Kimisi kadına şiddeti meşrulaştırıyor, kimisi çocuk istismarını olağan kılıyor. Adaletin hiçe sayıldığı, çarpık ilişkilerle dolu olan dizi sektörü izleyenleri nasıl etkiliyor? Aile Danışmanı Klinik Psikolog Özgün Ergin Aydınlık’a anlattı.

Son zamanlarda televizyonda yayınlanan dizilere ciddi tepkiler gelmeye başladı. Özellikle kadınların bir obje olarak yansıtıldığı dizilerde bazıları kadını köpek yerine koyup havlatıyor bazıları çarpık ilişkilere alet ediyor. Çocuk istismarının, aldatmanın, insan öldürmenin meşru olduğu diziler, izleyiciyi olumsuz anlamda etkilemeye başladı.

Akşam evinde televizyon karşısında dizi izlemek için oturan aileler kimi zaman çocuğunun kulağını tıkıyor kimi zaman da bu sergilenen ahlak dışı hareketlere seyirci kalıyor. Dizilerin aileyi ve özellikle çocukları olumlu ya da olumsuz yönde nasıl etkilediğini anlatan Aile Danışmanı Klinik Psikolog Özgün Ergin, “Tüm bireyler görsel uyaranların içeriklerini taklit etme ve kendi hayatlarında uygulama eğiliminde olur, en hafif haliyle de bunu daha normal karşılarlar.” şeklinde uyarı yaptı.

ANORMAL OLAN NORMAL OLDU

  • Yerli dizilerde işlenen konular bireyin, toplumun ve toplumun en küçük yapısı olan ailenin hayatını değiştiriyor mu?

Bireyde, ailede ve toplumda değişim sürekli ve kaçınılmazdır. İnsanlar sadece dizi veya filmlere bakarak hayatını şekillendirmiyor. Ancak bunlar değişim sürecini etkiliyor. Özellikle çocuk ve gençlerde bu etkinin daha fazla olduğunu görüyoruz. İzlenen konuların, kavram veya durumların ele alınış, işleniş biçimine göre tamamıyla gerçek kabul edildiğini, normalleştirildiğini, duyarsızlaşmaya ve modellemeye sebep olabildiğini görüyoruz.

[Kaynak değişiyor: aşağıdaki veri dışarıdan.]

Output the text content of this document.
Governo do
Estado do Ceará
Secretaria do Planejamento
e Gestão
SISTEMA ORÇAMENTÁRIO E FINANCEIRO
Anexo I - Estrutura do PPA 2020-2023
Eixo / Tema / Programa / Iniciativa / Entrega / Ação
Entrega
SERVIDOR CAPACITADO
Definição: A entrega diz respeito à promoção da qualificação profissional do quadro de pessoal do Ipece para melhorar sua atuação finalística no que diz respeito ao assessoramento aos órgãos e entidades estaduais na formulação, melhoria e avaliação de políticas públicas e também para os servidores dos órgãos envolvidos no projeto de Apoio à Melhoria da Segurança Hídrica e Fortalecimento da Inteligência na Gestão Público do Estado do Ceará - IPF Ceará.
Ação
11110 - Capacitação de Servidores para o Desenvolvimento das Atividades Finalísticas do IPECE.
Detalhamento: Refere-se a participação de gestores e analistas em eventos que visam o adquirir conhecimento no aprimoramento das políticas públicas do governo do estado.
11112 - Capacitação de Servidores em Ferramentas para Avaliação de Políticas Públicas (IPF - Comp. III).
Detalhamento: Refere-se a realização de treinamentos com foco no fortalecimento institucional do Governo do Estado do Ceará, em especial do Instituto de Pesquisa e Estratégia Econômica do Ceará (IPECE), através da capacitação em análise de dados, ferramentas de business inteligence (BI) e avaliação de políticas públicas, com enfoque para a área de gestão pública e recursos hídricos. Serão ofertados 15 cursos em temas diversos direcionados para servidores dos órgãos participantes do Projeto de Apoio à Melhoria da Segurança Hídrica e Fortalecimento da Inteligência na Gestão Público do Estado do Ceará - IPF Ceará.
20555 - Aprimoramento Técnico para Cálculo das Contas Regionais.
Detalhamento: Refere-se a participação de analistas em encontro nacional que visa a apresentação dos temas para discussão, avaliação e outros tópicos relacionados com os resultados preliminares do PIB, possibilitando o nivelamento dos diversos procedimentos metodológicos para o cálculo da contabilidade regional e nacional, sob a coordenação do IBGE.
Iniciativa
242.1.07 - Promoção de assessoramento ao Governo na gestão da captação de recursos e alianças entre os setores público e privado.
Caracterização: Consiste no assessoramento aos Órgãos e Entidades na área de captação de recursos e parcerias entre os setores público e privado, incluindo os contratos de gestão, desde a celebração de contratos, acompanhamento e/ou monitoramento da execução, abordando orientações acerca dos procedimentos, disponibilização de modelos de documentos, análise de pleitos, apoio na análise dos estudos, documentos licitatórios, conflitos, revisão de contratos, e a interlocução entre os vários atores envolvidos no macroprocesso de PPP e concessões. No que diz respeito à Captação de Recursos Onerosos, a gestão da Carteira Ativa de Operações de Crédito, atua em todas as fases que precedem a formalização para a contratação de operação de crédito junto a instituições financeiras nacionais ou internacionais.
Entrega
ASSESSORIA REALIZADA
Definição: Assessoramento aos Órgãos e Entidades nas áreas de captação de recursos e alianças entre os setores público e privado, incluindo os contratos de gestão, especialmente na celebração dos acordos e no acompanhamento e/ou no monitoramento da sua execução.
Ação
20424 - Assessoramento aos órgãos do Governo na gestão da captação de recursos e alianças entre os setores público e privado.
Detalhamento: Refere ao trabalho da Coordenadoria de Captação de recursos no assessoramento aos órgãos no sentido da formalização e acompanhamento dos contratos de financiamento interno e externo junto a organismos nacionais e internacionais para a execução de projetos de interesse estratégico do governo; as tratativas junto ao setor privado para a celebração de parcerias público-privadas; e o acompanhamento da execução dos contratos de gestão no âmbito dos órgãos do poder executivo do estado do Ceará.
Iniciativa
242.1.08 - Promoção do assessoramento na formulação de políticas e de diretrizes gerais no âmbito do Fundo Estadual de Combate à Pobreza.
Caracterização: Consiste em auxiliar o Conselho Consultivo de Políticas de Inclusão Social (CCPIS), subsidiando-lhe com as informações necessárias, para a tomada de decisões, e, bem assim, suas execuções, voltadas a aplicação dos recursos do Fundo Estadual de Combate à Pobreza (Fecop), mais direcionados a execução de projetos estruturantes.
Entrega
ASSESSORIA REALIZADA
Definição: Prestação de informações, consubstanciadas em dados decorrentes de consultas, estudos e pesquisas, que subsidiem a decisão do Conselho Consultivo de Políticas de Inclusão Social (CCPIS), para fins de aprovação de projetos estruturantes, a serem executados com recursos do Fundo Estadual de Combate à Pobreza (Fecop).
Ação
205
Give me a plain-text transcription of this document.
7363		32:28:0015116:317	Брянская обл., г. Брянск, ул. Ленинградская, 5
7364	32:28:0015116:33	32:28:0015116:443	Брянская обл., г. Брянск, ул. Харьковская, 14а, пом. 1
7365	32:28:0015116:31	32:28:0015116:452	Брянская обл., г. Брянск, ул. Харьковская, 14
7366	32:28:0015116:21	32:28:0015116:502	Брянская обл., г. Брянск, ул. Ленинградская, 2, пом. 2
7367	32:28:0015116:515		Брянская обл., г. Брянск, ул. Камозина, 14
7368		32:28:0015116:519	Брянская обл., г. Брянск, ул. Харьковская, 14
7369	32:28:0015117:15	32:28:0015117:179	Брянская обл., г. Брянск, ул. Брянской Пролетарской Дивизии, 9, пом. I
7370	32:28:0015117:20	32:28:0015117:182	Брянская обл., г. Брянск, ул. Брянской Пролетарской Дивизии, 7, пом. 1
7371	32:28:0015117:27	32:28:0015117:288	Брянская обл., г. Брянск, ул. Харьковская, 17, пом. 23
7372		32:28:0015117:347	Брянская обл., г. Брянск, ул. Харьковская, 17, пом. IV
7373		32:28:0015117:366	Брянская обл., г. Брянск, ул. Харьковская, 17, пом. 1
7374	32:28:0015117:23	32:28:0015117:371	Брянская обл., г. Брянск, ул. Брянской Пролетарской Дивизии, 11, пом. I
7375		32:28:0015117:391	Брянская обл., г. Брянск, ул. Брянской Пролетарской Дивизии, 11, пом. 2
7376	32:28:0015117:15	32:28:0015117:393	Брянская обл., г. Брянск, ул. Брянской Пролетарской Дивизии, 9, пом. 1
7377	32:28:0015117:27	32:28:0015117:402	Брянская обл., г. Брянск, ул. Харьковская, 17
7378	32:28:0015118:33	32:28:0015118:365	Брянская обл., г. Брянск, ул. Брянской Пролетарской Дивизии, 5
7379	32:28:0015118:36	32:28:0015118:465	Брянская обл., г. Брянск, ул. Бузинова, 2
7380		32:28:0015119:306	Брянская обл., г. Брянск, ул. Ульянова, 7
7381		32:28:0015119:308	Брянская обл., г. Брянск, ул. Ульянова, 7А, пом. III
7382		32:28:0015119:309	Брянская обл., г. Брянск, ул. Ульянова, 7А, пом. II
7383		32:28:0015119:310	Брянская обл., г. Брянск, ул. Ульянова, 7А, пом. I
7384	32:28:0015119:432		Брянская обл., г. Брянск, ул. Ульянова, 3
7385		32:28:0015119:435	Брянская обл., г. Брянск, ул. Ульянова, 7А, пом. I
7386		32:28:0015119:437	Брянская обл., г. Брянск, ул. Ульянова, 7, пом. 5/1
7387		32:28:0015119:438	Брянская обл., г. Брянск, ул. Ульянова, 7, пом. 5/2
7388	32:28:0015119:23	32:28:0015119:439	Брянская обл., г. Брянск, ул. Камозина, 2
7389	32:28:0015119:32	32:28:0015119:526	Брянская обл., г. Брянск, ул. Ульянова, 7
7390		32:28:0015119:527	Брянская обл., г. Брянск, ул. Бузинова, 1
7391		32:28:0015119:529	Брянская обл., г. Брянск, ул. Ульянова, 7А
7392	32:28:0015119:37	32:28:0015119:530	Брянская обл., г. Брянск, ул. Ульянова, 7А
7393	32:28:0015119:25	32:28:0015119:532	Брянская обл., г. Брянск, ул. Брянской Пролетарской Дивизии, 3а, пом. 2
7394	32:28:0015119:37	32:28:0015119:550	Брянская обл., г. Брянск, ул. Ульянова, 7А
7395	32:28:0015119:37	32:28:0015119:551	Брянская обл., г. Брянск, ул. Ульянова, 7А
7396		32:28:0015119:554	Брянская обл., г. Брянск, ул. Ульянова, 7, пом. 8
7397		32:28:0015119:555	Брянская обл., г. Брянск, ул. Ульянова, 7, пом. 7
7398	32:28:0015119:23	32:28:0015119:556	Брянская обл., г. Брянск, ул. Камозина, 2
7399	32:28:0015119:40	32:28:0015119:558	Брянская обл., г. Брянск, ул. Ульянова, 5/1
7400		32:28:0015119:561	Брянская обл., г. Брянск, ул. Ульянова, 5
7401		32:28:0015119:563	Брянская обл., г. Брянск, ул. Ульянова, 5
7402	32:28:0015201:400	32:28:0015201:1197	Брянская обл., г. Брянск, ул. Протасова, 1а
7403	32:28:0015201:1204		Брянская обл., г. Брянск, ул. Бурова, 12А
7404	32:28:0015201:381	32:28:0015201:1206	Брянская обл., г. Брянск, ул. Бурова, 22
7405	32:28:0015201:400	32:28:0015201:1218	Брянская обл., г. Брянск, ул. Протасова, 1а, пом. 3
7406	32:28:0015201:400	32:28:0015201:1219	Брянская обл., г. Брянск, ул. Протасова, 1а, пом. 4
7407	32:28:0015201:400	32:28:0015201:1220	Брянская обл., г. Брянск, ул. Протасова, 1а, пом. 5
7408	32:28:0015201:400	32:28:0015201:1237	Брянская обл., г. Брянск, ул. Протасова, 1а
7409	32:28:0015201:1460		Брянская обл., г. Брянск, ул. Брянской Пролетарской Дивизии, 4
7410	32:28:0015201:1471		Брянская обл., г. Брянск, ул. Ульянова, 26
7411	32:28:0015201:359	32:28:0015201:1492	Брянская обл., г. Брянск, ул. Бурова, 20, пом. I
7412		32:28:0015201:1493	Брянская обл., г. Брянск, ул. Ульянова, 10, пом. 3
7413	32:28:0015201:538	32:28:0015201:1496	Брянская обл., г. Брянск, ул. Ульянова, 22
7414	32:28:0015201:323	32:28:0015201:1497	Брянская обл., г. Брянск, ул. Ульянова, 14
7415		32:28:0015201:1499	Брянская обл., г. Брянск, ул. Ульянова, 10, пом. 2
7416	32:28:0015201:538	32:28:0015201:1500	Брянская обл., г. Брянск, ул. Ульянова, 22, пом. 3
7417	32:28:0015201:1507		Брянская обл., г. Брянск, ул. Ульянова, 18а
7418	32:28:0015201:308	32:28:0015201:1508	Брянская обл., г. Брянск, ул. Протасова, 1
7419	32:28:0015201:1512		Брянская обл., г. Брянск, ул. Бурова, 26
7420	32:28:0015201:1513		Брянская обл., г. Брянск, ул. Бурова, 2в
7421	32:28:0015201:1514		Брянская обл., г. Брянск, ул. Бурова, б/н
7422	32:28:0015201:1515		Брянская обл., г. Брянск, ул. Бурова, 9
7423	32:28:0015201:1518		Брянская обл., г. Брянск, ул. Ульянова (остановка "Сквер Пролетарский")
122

‘DEĞİŞTİREMEYİZ YILGINLIĞINA SEBEP OLUYOR’

  • Kadına şiddet, çocuk istismarı, akran zorbalığı gibi konuların sözde legalmiş gayet normalmiş gibi işlenmesi aileyi nasıl etkiliyor?

Bu saydıklarınız hayatın içinde olan gerçekler ve görsel sanatların her dalında yer verilen konular. Fakat konunun işleniş biçimi, sadece mağdurun güçsüz ve mücadele edemeyen yönlerine, failin ise güçlü ve hiç kaybetmeyen, hep istediğini alan ve herhangi bir yaptırıma uğramayan yönleriyle özendirici biçimde gösteriliyor. Bu tarz davranışların birey ve toplum tarafından daha normal görüldüğünü ve istesek de değiştiremeyiz yılgınlığına sebep olduğunu araştırma sonuçlarında görüyoruz.

KÖTÜ KARAKTERE ÖZENİYORLAR

  • Evimizin içine kadar giren yerli dizilerde sık sık çarpık ilişkilere şahit oluyoruz. Bu dizileri izleyenlerin gerçek hayatında kadın-erkek ilişkisi nasıl etkilenir?

Herkesi genellemek bizi yanlış anlamaya götürebilir. Ancak kadın veya erkek, çocuk, genç veya yaşlı tüm bireylerin maruz kaldıkları görsel uyaranların içeriklerini taklit etme ve kendi hayatlarında uygulama eğiliminde olduğunu, en hafif haliyle de bunu daha normal karşıladıklarını biliyoruz. Araştırmalar sadece dizi ve filmlerden değil, diğer her kaynaktan model aldığımızı söylüyor. Şiddet gösteren, madde kullanımı olan, korunmasız ve sağlıksız birliktelikler, çoklu ilişkiler yaşayan, sık partner değiştiren, sağlığına önem vermeyen, sadece arzunun hemen doyurulmasına ve çabucak tüketime yönelen davranışlara sahip karakterlerin sürekli ön planda yer aldığı içerikler, tam tersi örneklerle birlikte işlenmedikçe, karakterlerin kayıplarıyla değil sadece sözde kazançlarıyla özendirici tarzda işlendiğinde model alma artmaktadır.

‘AİLECE UYGUN OLMAYAN İÇERİKLER İZLENİYOR’

  • Türk aile yapısını korumak için yapımcılar nasıl dizileri izleyiciyle buluşturmalı?

Her konu işlenebilir. Ancak özendirici olma noktasında muğlaklığı ortadan kaldırmak için ruh sağlığı profesyonellerinden görüş alınmalı. Yaşa uygun içeriklerin gerekli uyarılarla verilmesi, neredeyse herkesin üzerinde mutabık kalacağı aile içi şiddet, madde kullanımı, sağlıksız birliktelikler gibi konular işlenirken, karakterlerin uğradığı yaptırımların da ele alınması ve bunun tersi biçimde olumlu örnek oluşturacak davranışlara sahip karakterlere de yer verilmesi doğru olacaktır. Biz ne kadar istemesek ve uyarıda bulunup, sorumluluğu aileye versek de günümüzde çocukların, anne babalarının izlediği ve kendi yaşına uygun olmayan görsel içeriklere maruz kaldığını görüyoruz. Ailecek çocuklara uygun olmayan içeriklerin de sık sık birlikte izlendiğini biliyoruz. Bunun için televizyonlarda saate uygun yayın yapılmalı, sosyal medyada kimlik doğrulaması sistemleri hayata geçirilmeli ve aileler bilinçlendirmeli. Konu sansür noktasına getirilmemeli.